With a background in medical engineering, Max’s main research focus is in the field of elastography and real-time data processing. By using fast imaging modalities such as optical coherence tomography (OCT) and ultrasound imaging we can track excited shear waves inside soft tissue. Mapping the elasticity in a minimally invasive fashion and generating elasticity maps in real-time is a main focus. We acquire 3D and 4D image data and study multi-dimensional neural networks for real-time prediction of elasticity. Next to superficial imaging devices we also focus on minimal invasive needle probes with integrated elasticity sensing. We study if a surgeon can feel tissue interfaces during needle insertions while a robot applies haptic feedback. Essentially, the surgeon will navigate by sensing the tissue interfaces.
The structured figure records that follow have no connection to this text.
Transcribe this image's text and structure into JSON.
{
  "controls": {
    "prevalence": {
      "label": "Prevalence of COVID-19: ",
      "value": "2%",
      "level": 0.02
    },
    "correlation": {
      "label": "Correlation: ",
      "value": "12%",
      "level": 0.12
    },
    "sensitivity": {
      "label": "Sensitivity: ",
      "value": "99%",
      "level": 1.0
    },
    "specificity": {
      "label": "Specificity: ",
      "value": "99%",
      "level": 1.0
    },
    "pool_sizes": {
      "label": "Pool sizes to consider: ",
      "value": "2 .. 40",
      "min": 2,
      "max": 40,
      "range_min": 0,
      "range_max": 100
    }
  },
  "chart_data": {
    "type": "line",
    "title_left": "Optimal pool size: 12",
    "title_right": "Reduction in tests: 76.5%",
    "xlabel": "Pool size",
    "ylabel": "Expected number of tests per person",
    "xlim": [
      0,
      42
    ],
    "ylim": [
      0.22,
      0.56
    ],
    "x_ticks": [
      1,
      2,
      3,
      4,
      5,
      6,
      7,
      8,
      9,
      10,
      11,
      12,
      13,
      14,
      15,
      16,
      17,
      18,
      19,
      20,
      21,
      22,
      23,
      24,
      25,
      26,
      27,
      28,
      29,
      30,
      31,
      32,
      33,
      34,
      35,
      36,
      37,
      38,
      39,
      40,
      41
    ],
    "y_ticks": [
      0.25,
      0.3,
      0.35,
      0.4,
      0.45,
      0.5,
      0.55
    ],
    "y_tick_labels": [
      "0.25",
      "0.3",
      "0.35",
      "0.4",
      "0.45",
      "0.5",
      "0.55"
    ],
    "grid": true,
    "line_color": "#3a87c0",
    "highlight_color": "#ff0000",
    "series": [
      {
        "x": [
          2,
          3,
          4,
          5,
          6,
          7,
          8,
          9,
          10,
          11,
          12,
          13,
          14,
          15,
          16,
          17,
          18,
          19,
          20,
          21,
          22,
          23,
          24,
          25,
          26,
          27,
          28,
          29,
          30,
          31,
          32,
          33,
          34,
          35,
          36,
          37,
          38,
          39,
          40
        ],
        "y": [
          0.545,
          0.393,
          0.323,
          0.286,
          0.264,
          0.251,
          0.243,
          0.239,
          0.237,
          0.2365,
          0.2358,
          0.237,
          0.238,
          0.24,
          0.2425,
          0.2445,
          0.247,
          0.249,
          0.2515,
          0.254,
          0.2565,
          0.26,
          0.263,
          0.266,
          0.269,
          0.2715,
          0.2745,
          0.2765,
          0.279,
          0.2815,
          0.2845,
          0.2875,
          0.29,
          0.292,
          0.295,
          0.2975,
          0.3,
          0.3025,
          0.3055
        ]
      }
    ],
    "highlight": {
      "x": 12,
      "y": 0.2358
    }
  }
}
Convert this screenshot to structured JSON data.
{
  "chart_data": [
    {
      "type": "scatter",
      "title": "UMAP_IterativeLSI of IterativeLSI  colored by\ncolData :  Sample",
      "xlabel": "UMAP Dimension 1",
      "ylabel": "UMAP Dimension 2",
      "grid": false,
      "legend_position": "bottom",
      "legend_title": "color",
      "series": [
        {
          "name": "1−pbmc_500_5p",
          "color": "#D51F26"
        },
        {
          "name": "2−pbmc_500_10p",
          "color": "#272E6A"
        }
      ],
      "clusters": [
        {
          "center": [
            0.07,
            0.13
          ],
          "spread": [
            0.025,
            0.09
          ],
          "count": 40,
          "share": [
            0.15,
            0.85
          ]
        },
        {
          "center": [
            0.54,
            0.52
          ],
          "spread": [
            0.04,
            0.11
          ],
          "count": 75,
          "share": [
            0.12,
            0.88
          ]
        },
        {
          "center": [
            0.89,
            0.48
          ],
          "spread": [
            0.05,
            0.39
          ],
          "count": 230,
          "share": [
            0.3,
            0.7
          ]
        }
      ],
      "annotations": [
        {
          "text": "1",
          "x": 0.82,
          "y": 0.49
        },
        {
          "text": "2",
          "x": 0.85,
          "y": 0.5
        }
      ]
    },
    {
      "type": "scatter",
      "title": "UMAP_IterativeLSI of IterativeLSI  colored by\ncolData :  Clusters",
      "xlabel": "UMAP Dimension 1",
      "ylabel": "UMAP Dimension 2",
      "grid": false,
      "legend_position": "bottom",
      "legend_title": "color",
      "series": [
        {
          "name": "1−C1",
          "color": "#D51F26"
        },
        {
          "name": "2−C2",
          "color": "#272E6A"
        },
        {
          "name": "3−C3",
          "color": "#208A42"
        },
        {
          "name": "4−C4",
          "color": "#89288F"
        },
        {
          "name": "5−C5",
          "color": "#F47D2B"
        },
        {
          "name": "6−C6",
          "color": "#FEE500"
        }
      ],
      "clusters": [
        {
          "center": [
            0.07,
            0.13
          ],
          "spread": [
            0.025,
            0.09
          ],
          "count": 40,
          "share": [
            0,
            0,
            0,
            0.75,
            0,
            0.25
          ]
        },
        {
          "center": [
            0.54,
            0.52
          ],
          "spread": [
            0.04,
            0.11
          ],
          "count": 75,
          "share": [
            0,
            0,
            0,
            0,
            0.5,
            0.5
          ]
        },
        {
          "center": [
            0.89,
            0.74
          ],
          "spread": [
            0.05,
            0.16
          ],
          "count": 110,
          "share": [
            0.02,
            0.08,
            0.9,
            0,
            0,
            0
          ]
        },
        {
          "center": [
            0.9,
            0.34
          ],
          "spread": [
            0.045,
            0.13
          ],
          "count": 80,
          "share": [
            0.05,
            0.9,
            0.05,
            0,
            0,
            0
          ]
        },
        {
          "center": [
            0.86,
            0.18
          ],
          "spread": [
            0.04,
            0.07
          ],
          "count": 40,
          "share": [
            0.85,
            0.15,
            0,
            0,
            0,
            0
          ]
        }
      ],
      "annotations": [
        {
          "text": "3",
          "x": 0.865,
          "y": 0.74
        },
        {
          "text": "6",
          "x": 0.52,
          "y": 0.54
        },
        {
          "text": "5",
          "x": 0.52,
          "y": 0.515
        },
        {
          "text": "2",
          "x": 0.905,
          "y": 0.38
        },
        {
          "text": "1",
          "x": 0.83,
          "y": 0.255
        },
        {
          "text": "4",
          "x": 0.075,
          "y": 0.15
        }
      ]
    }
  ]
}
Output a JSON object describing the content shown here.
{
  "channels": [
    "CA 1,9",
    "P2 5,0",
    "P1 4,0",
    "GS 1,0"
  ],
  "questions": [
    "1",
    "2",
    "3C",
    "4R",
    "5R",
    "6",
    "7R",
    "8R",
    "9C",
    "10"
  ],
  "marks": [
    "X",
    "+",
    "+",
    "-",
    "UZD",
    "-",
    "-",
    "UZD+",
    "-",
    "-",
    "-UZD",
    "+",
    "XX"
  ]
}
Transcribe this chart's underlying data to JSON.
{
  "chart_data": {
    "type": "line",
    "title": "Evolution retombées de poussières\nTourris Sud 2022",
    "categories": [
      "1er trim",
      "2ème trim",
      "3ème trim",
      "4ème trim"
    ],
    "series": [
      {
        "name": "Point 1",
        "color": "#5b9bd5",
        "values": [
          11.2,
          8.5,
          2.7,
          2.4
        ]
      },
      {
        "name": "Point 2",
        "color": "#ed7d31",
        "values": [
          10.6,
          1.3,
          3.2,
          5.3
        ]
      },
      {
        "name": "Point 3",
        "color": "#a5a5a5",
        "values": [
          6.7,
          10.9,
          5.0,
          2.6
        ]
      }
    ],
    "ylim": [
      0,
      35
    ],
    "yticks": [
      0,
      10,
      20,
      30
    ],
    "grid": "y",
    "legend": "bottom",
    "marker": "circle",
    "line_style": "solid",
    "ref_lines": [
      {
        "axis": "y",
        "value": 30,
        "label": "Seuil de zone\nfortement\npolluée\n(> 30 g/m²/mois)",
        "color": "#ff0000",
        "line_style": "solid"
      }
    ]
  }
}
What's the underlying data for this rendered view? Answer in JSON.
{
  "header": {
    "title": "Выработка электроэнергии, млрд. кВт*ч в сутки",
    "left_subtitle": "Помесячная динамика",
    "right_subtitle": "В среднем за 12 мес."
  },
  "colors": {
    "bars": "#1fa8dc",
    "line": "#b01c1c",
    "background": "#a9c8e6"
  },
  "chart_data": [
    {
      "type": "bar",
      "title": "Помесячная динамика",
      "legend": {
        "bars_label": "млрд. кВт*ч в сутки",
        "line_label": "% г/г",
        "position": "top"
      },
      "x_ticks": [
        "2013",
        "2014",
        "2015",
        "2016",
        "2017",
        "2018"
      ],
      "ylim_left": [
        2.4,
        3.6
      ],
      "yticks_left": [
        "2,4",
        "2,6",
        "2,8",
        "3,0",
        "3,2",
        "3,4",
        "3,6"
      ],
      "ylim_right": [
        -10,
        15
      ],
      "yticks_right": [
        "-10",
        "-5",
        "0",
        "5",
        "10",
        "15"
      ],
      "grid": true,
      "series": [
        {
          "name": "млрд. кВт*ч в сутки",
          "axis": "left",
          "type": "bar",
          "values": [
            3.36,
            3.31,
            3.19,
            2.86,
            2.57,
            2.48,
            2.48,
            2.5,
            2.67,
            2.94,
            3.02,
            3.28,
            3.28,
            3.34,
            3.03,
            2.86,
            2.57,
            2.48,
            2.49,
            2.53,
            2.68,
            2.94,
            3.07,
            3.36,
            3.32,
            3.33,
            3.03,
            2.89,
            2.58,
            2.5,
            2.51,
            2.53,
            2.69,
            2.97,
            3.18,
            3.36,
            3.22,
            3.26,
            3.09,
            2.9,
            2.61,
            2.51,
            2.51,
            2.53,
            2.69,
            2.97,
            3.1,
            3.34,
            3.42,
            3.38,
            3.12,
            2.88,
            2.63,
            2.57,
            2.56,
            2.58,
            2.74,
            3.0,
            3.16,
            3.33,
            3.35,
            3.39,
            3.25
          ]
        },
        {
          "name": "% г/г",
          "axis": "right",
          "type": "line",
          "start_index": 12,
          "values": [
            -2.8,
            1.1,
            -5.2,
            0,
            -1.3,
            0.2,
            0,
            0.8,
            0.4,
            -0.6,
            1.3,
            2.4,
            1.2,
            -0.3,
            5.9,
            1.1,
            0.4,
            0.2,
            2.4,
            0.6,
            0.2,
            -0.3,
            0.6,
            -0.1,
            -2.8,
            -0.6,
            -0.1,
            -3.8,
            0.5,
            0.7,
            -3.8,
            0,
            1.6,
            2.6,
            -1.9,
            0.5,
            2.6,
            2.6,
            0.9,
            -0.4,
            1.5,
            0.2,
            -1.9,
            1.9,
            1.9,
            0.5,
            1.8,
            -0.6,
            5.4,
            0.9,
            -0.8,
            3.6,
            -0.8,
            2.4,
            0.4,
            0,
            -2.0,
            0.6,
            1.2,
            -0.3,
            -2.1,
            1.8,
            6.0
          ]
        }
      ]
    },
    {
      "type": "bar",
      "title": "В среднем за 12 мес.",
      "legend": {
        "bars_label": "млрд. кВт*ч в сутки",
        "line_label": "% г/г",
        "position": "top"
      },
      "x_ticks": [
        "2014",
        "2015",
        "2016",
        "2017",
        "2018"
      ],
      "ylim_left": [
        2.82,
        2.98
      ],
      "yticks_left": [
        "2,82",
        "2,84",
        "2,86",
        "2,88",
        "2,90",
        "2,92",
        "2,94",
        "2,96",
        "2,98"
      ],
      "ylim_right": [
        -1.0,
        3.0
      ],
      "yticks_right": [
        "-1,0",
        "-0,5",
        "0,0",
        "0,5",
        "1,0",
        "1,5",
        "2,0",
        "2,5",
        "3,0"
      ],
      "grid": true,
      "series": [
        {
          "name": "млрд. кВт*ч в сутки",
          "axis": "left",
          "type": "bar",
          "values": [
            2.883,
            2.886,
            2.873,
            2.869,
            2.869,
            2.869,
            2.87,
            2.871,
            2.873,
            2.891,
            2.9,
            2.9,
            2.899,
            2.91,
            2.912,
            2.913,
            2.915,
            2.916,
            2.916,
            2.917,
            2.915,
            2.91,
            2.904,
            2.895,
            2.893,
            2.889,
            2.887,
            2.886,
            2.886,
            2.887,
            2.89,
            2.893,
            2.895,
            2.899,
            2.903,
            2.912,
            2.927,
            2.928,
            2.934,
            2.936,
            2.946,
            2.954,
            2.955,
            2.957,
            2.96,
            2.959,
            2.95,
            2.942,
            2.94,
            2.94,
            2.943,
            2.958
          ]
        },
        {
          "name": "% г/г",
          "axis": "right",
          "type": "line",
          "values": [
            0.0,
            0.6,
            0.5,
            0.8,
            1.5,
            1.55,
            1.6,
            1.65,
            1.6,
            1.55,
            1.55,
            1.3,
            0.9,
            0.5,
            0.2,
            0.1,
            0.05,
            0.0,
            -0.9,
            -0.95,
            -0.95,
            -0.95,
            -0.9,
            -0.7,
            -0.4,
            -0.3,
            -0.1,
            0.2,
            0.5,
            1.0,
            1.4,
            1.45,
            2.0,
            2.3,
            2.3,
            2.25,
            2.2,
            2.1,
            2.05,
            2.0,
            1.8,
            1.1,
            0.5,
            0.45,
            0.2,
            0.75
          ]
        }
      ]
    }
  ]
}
Prof. Dr.-Ing. Tobias Knopp

University Medical Center Hamburg-Eppendorf and Hamburg University of Technology

Head of Institute for Biomedical Imaging

The Institute for Biomedical Imaging (IBI) is a joint institute of the University Medical Center Hamburg-Eppendorf and the Hamburg University of Technology and focuses on image reconstruction within several tomographic imaging techniques. In particular the new method magnetic particle imaging is researched and new image reconstruction and artifact reduction algorithms are developed for the method. In addition to image reconstruction, the institute investigates new imaging sequences and new scanner hardware. In the field of magnetic resonance imaging and computed tomography, the institute develops algorithms for accelerated and dose reduced measurement protocols and for multi-contrast imaging.

Mirco Grosser, M. Sc.

University Medical Center Hamburg-Eppendorf

Research Assistant at the Institute for Biomedical Imaging

Having a background in physics and biomedical imaging, Mirco’s main research focus are algorithmic techniques for image reconstruction and artifact reduction in different imaging modalities such as magnetic particle imaging and magnetic resonance imaging. A common aspect of modern image reconstruction techniques is the targeted use of prior knowledge in order to reduce measurement time, increase image quality or mitigate imaging artifacts. This can either be achieved using classical optimization techniques or using modern data-driven approaches. To facilitate research at the interface of different imaging techniques, Mirco puts a focus on the development of reconstruction tools within a common framework that is both flexible and easily extendable.